The negative rhetoric in the Las Vegas Ward 3 City Council race has gotten bad enough that one of the candidates is threatening the other with a defamation lawsuit.

Lawyers representing candidate Bob Coffin sent notifications Friday to the campaign of his opponent, Adriana Martinez, that Coffin intends to "file suit for defamation in Clark County District Court, naming you as defendant" if the campaign does not stop the "false and defamatory statements you have made regarding Mr. Coffin's position on legalized prostitution and business dealings with UNLV."

"We've taken it long enough," Coffin said Friday night. "Upon the advice of counsel, we decided to fight back."

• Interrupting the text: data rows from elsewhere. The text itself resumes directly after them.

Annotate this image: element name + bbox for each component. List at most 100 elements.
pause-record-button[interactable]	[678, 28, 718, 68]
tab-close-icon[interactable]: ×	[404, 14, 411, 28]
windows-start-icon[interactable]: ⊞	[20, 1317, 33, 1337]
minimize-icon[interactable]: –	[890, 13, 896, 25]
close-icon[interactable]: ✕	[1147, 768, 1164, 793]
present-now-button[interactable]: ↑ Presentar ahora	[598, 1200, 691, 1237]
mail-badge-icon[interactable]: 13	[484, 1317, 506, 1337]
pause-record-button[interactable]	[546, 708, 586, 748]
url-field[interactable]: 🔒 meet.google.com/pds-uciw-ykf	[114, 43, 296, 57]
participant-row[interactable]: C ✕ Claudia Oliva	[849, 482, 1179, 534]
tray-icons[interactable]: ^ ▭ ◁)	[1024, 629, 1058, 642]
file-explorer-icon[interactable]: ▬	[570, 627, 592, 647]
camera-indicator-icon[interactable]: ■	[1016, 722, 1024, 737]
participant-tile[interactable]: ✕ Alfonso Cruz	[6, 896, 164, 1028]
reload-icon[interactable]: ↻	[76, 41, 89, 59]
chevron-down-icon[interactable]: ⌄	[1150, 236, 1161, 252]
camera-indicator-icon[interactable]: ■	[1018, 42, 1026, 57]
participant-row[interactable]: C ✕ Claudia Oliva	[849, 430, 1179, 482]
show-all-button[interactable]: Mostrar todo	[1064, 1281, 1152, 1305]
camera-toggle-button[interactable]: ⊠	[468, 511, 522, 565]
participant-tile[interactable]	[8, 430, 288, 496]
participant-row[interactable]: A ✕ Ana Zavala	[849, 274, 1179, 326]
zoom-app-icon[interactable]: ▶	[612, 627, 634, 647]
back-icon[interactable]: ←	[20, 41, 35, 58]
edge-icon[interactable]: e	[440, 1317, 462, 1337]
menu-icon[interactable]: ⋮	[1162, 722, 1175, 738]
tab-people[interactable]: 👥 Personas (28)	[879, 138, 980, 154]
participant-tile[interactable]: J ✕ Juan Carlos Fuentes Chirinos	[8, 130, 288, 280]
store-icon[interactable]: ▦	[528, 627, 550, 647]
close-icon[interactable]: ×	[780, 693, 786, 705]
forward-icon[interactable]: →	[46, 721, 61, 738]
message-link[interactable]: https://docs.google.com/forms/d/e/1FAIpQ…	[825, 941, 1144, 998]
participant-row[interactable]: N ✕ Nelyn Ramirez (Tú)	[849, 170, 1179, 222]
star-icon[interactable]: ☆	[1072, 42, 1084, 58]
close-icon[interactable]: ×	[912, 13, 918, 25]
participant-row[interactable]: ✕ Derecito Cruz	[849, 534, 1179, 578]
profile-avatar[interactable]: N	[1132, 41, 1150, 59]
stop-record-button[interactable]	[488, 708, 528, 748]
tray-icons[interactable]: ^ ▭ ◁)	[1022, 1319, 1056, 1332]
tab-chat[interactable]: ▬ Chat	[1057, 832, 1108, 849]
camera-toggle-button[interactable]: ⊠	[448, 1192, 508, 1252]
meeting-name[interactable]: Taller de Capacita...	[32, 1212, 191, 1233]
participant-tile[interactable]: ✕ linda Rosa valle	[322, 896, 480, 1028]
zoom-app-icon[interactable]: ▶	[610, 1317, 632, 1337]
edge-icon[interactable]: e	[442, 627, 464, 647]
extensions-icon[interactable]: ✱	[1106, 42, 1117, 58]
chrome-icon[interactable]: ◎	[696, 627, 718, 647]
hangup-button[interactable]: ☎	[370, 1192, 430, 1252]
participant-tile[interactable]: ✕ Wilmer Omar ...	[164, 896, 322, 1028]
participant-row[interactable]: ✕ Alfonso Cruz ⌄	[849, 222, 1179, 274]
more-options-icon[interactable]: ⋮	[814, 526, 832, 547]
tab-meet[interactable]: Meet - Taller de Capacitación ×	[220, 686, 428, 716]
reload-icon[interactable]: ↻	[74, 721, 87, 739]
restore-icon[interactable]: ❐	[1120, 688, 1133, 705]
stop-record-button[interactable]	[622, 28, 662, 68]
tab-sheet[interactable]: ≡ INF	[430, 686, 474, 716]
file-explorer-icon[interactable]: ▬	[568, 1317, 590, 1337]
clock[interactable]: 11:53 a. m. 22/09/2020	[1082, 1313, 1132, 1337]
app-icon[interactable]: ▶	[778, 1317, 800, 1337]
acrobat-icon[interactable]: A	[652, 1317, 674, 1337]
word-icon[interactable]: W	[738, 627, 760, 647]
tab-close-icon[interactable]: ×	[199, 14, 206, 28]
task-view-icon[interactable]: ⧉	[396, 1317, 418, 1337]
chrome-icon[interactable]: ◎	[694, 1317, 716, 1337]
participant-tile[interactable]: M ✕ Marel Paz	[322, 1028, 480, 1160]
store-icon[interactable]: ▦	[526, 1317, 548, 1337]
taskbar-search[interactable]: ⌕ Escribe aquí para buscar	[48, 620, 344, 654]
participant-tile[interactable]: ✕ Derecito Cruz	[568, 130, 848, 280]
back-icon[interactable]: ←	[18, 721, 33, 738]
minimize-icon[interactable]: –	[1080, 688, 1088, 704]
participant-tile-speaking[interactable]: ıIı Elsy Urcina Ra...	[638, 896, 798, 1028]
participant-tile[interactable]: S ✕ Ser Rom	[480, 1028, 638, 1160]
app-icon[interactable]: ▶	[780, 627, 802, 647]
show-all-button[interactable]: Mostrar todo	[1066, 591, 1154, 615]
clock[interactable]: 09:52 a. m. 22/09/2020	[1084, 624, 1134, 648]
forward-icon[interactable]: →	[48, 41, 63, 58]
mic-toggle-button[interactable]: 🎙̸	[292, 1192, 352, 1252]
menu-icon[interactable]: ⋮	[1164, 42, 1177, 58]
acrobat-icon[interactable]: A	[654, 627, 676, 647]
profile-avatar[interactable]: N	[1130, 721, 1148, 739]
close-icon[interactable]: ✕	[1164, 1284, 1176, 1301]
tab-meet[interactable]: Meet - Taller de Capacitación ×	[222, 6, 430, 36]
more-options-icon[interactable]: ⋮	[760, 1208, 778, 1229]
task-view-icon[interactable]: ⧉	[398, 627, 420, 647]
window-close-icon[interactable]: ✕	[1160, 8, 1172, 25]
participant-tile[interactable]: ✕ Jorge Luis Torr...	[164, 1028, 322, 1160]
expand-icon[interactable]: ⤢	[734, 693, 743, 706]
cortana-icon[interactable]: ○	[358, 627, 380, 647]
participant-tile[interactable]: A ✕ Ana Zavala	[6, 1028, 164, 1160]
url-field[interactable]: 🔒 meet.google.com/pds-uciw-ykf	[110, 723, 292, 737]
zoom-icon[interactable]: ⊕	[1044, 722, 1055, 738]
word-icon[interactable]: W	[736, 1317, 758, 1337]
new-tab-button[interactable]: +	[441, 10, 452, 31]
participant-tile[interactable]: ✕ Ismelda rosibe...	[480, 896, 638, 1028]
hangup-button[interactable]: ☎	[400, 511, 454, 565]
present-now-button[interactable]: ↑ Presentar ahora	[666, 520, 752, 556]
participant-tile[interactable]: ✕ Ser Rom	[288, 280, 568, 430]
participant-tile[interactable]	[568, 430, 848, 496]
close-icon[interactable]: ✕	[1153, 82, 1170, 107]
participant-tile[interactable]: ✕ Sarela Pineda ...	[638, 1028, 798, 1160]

Lauren Harmon, Martinez's campaign manager, called the lawsuit threat "laughable" and "desperate."

"He's terrified that he will lose this race and be out of elective office for the first time in almost three decades," she said in a statement. Coffin served in the state Legislature from 1983 to 2010, when term limits prevented him from seeking re-election.

"If Coffin were actually out there pounding the pavement, he'd know that Ward 3 families don't want brothels in their neighborhoods and pedophiles in their parks," Harmon said.

Coffin said the race is "probably close," but he said the lawsuit would continue no matter what.

"My business life has to continue one way or another," he said. "She's already rung the bell. You can't unring the bell from the damage that you've done."

Martinez's campaign mailers have referred to a 2009 Las Vegas Sun story that was headlined "Tax brothels, consider legalizing prostitution in Las Vegas." Coffin, then a state senator, had proposed a tax on legal brothels and said he would listen to proponents of legalizing prostitution in Nevada's urban areas. He said he did not support doing so, though, and the Sun ran a correction stating that the headline "mischaracterized state Sen. Bob Coffin's stance."

In a debate this year, he said that "pedophiles certainly have rights," referring to the civil rights accorded all citizens. Martinez's mailers have bashed him for that statement.

She also has criticized Coffin for a 1997 transaction in which he sold Union Pacific Railroad documents to the University of Nevada, Las Vegas. The railroad had contacted him in 1989 to discuss a presentation to the Clark County Commission on closing the railroad's Las Vegas yard.

Coffin, who is in the rare book and document business, asked whether the company had records about Las Vegas, and was allowed access to a dilapidated storeroom in Los Angeles to salvage documents that were scheduled for disposal. He restored the documents, and the university bought them for its library's special collection using donated funds, an arrangement that was approved by the Nevada Ethics Commission.

The letter to Martinez, from attorney Matthew M. Griffin, asks for the statements about Coffin to be retracted.